This year, KAM’s Global African Community Forum is being co-organized with the Center for African Studies and the African Students Organization to explore the themes of Reckoning, Restitution and Repair.
The goal of this multi-day participatory program is to center African perspectives in critical conversations about the fraught colonial histories of museums and the global politics of collecting, restitution, and return.

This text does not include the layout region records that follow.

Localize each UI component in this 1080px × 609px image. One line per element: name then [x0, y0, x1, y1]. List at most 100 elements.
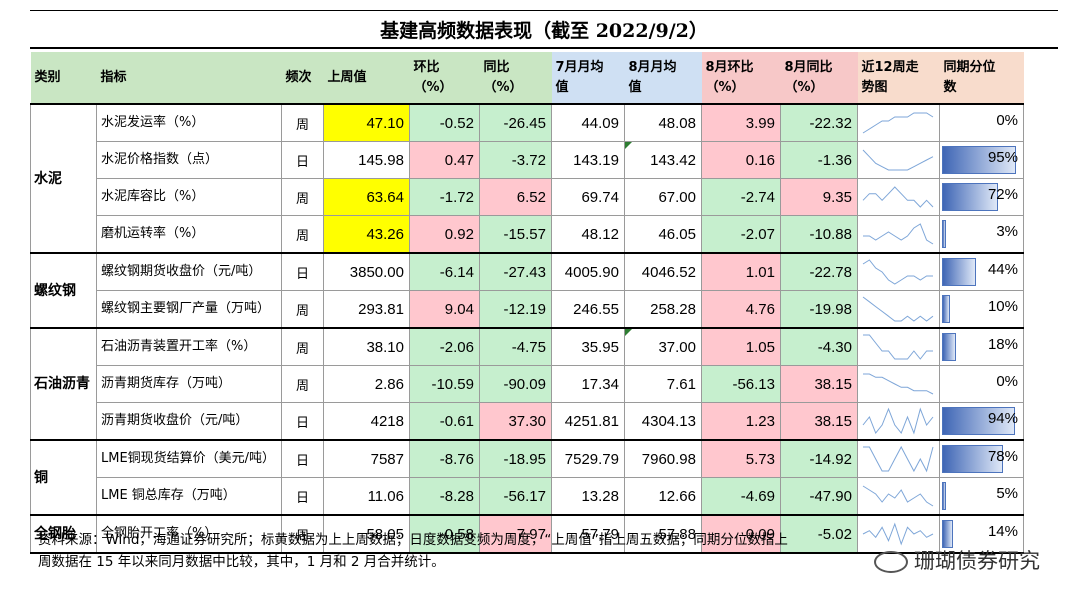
category-cell: 石油沥青: [30, 327, 97, 441]
wow-value: -10.59: [409, 365, 480, 403]
percentile-bar: [942, 183, 999, 211]
wow-value: -8.28: [409, 477, 480, 516]
header-yoy: 同比 （%）: [479, 52, 552, 104]
percentile-cell: 18%: [939, 327, 1024, 366]
jul-avg-value: 69.74: [551, 178, 625, 216]
percentile-cell: 3%: [939, 215, 1024, 254]
aug-yoy-value: -4.30: [780, 327, 858, 366]
yoy-value: -26.45: [479, 103, 552, 142]
trend-sparkline: [857, 252, 940, 291]
yoy-value: -90.09: [479, 365, 552, 403]
header-trend: 近12周走 势图: [857, 52, 940, 104]
table-title: 基建高频数据表现（截至 2022/9/2）: [380, 20, 708, 42]
frequency-cell: 日: [281, 141, 324, 179]
sparkline-line: [862, 522, 934, 546]
aug-yoy-value: -1.36: [780, 141, 858, 179]
percentile-value: 94%: [987, 410, 1018, 427]
table-row: 铜 LME铜现货结算价（美元/吨）日 7587 -8.76 -18.95 7529.79 7…: [30, 439, 1024, 516]
wechat-icon: [874, 551, 908, 573]
category-cell: 铜: [30, 439, 97, 516]
header-percentile: 同期分位数: [939, 52, 1024, 104]
sparkline-chart: [862, 186, 934, 208]
percentile-bar: [942, 258, 977, 286]
trend-sparkline: [857, 215, 940, 254]
watermark: 珊瑚债券研究: [874, 545, 1040, 575]
yoy-value: 37.30: [479, 402, 552, 441]
last-week-value: 293.81: [323, 290, 410, 329]
aug-avg-value: 4304.13: [624, 402, 702, 441]
yoy-value: 6.52: [479, 178, 552, 216]
aug-wow-value: -2.74: [701, 178, 781, 216]
frequency-cell: 周: [281, 290, 324, 329]
percentile-value: 72%: [987, 186, 1018, 203]
aug-yoy-value: 9.35: [780, 178, 858, 216]
category-cell: 螺纹钢: [30, 252, 97, 329]
aug-yoy-value: -5.02: [780, 514, 858, 554]
aug-wow-value: 1.01: [701, 252, 781, 291]
table-row: 石油沥青 石油沥青装置开工率（%）周 38.10 -2.06 -4.75 35.95 37.…: [30, 327, 1024, 441]
wow-value: 0.47: [409, 141, 480, 179]
indicator-name: 全钢胎开工率（%）: [96, 514, 282, 554]
aug-wow-value: -4.69: [701, 477, 781, 516]
jul-avg-value: 4251.81: [551, 402, 625, 441]
jul-avg-value: 143.19: [551, 141, 625, 179]
aug-wow-value: 5.73: [701, 439, 781, 478]
trend-sparkline: [857, 477, 940, 516]
sparkline-line: [862, 112, 934, 134]
aug-avg-value: 7.61: [624, 365, 702, 403]
last-week-value: 58.05: [323, 514, 410, 554]
aug-yoy-value: -14.92: [780, 439, 858, 478]
percentile-value: 95%: [987, 149, 1018, 166]
percentile-cell: 0%: [939, 103, 1024, 142]
wow-value: 9.04: [409, 290, 480, 329]
header-jul-avg: 7月月均值: [551, 52, 625, 104]
frequency-cell: 周: [281, 327, 324, 366]
aug-yoy-value: 38.15: [780, 365, 858, 403]
percentile-value: 78%: [987, 448, 1018, 465]
percentile-bar: [942, 520, 953, 548]
aug-wow-value: 0.16: [701, 141, 781, 179]
yoy-value: -18.95: [479, 439, 552, 478]
watermark-text: 珊瑚债券研究: [914, 549, 1040, 573]
header-wow: 环比 （%）: [409, 52, 480, 104]
frequency-cell: 周: [281, 514, 324, 554]
table-body: 水泥 水泥发运率（%）周 47.10 -0.52 -26.45 44.09 48.08 3.9…: [30, 103, 1024, 554]
jul-avg-value: 246.55: [551, 290, 625, 329]
aug-yoy-value: -47.90: [780, 477, 858, 516]
frequency-cell: 日: [281, 252, 324, 291]
aug-avg-value: 143.42: [624, 141, 702, 179]
header-aug-yoy: 8月同比 （%）: [780, 52, 858, 104]
indicator-name: 石油沥青装置开工率（%）: [96, 327, 282, 366]
aug-avg-value: 37.00: [624, 327, 702, 366]
trend-sparkline: [857, 439, 940, 478]
header-category: 类别: [30, 52, 97, 104]
frequency-cell: 周: [281, 103, 324, 142]
jul-avg-value: 57.79: [551, 514, 625, 554]
aug-avg-value: 46.05: [624, 215, 702, 254]
trend-sparkline: [857, 103, 940, 142]
indicator-name: 螺纹钢主要钢厂产量（万吨）: [96, 290, 282, 329]
percentile-cell: 44%: [939, 252, 1024, 291]
percentile-cell: 10%: [939, 290, 1024, 329]
last-week-value: 145.98: [323, 141, 410, 179]
sparkline-line: [862, 407, 934, 435]
aug-avg-value: 7960.98: [624, 439, 702, 478]
jul-avg-value: 17.34: [551, 365, 625, 403]
sparkline-chart: [863, 373, 934, 395]
aug-avg-value: 4046.52: [624, 252, 702, 291]
category-cell: 全钢胎: [30, 514, 97, 554]
sparkline-chart: [862, 522, 934, 546]
yoy-value: -27.43: [479, 252, 552, 291]
indicator-name: 沥青期货库存（万吨）: [96, 365, 282, 403]
aug-yoy-value: -19.98: [780, 290, 858, 329]
sparkline-line: [862, 186, 934, 208]
header-last-week: 上周值: [323, 52, 410, 104]
sparkline-chart: [862, 485, 934, 507]
wow-value: -2.06: [409, 327, 480, 366]
trend-sparkline: [857, 327, 940, 366]
source-note: 资料来源：Wind，海通证券研究所；标黄数据为上上周数据；日度数据变频为周度，“…: [38, 529, 1048, 573]
percentile-bar: [942, 333, 957, 361]
wow-value: -0.52: [409, 103, 480, 142]
jul-avg-value: 44.09: [551, 103, 625, 142]
category-cell: 水泥: [30, 103, 97, 254]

We hope this initiative will spark new thinking about the place of art in (re)building communities at home and abroad, about the life histories of objects, and about the ethics of museum practice as we reckon with the dislocation, interpretation, and collective care of African objects.

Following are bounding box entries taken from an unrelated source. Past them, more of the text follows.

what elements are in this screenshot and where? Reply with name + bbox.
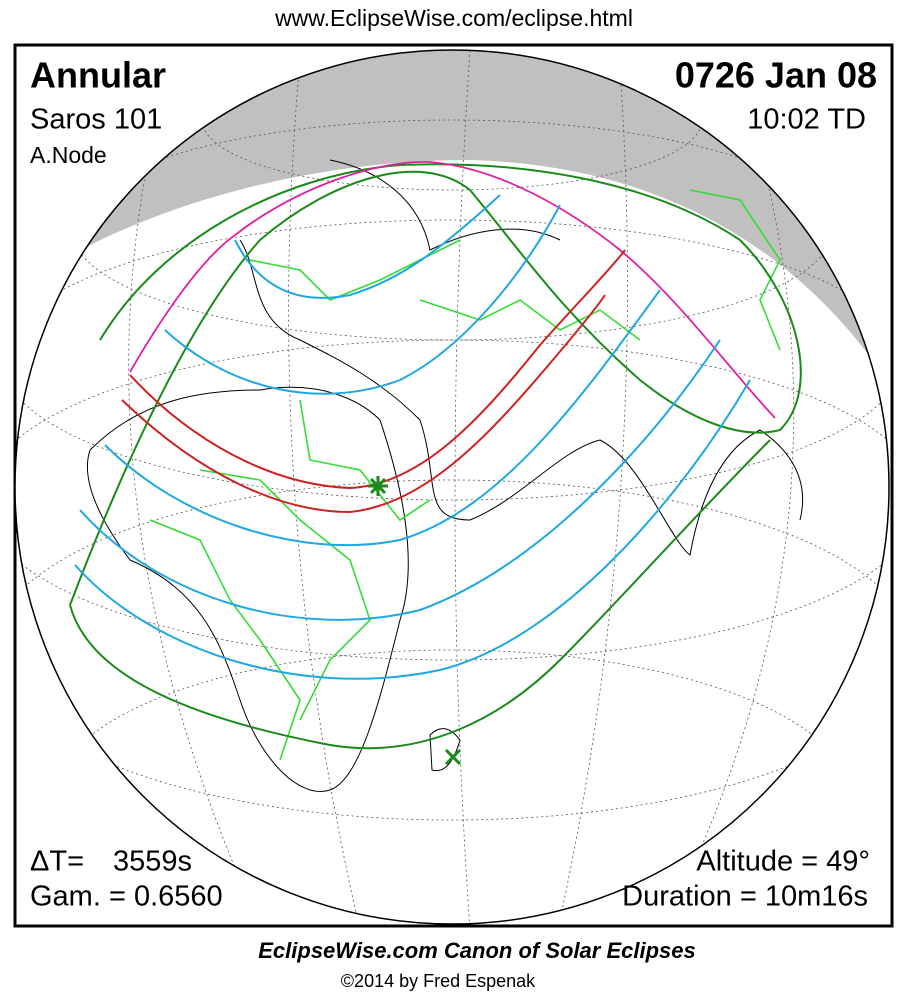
date: 0726 Jan 08 [675, 55, 877, 96]
rise-set-curve [129, 161, 776, 419]
penumbra-limit-south [69, 439, 771, 750]
globe-outline [14, 49, 890, 925]
delta-t-value: 3559s [113, 846, 192, 878]
time: 10:02 TD [747, 104, 866, 136]
altitude: Altitude = 49° [696, 846, 870, 878]
subsolar-marker [444, 748, 462, 766]
url: www.EclipseWise.com/eclipse.html [274, 5, 633, 31]
footer-title: EclipseWise.com Canon of Solar Eclipses [258, 938, 696, 963]
gamma: Gam. = 0.6560 [30, 881, 223, 913]
central-path-limits [121, 249, 626, 514]
eclipse-type: Annular [30, 55, 166, 96]
borders [149, 189, 781, 761]
delta-t-label: ΔT= [30, 846, 84, 878]
node: A.Node [30, 142, 107, 168]
eclipse-magnitude-lines [74, 194, 751, 680]
penumbra-limit [69, 163, 802, 606]
duration: Duration = 10m16s [622, 881, 868, 913]
footer-credit: ©2014 by Fred Espenak [341, 971, 536, 991]
greatest-eclipse-marker [368, 476, 388, 496]
saros: Saros 101 [30, 104, 162, 136]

Wednesday, October 11, 12pm-1pm, Bruce D. Nesbitt African American Cultural Center
Food for the Soul: Reckoning, Restitution and Repair: African Art and the Politics of Return
The forum begins with a lecture exploring key themes over lunch as part of Food for the Soul and the Lunch on Us series, a weekly noontime discussion focused on topics relevant to the many communities globally within the African Diaspora and allies.
Thursday, October 12, 5:30-7:30PM KAM 62 and hybrid via Zoom
“If Objects Could Speak”: A Screening and Panel Discussion on African Art, Museum Reckoning, and the Politics of Restitution
The keynote for the KAM-CAS Global African Community Forum offers a screening of the short film, If Objects Could Speak, co-directed by Kenyan filmmaker Saitabao Kaiyare, followed by a zoom conversation with Kaiyare and scholar/activists Njoki Ngumi (in Nairobi) and La Tanya S. Autry (in New York).
Using the film as a point of departure, the speakers will engage the audience in a critical conversation about colonial-era removals and thefts of African objects, restitution, and what it’s like being on the receiving end of long lost objects returning to Africa.
Connecting these three provocative thinkers in conversation across the Atlantic presents an excellent opportunity to reckon with these issues with African voices at the lead.
This hybrid event includes CART captioning and can be accessed in over languages 27 languages through Zoom.
Friday, Oct. 13th 11AM-12:30PM, Krannert Art Museum Encounters: Arts of African Gallery
Reckoning, Restitution, Repair: A Community Conversation
On the following day, a participatory panel discussion imagining what decolonizing a museum can look like, using objects from KAM’s Encounters: The Arts of Africa gallery as points of departure, will be facilitated by Fatou Jobe (grad student, sociology), Toyosi Morgan (grad student, theatre), Hermann von Hesse (assistant professor art history), and moderated by Terri Barnes (director of the Center for African Studies.)
Saturday Oct 14th: 12-3PM, Krannert Art Museum
Global Africa Community Forum Festival
We will round up our events with an all-ages Forum Festival featuring live music, food trucks, museum tours, and arts activities including Make Your Own DIY Soccer Ball African-style!, an African Pottery Workshop, and a community soccer game in the playing field behind KAM. Featuring live music by Jean Rene Balekita y Bomoyi and a live drumming circle.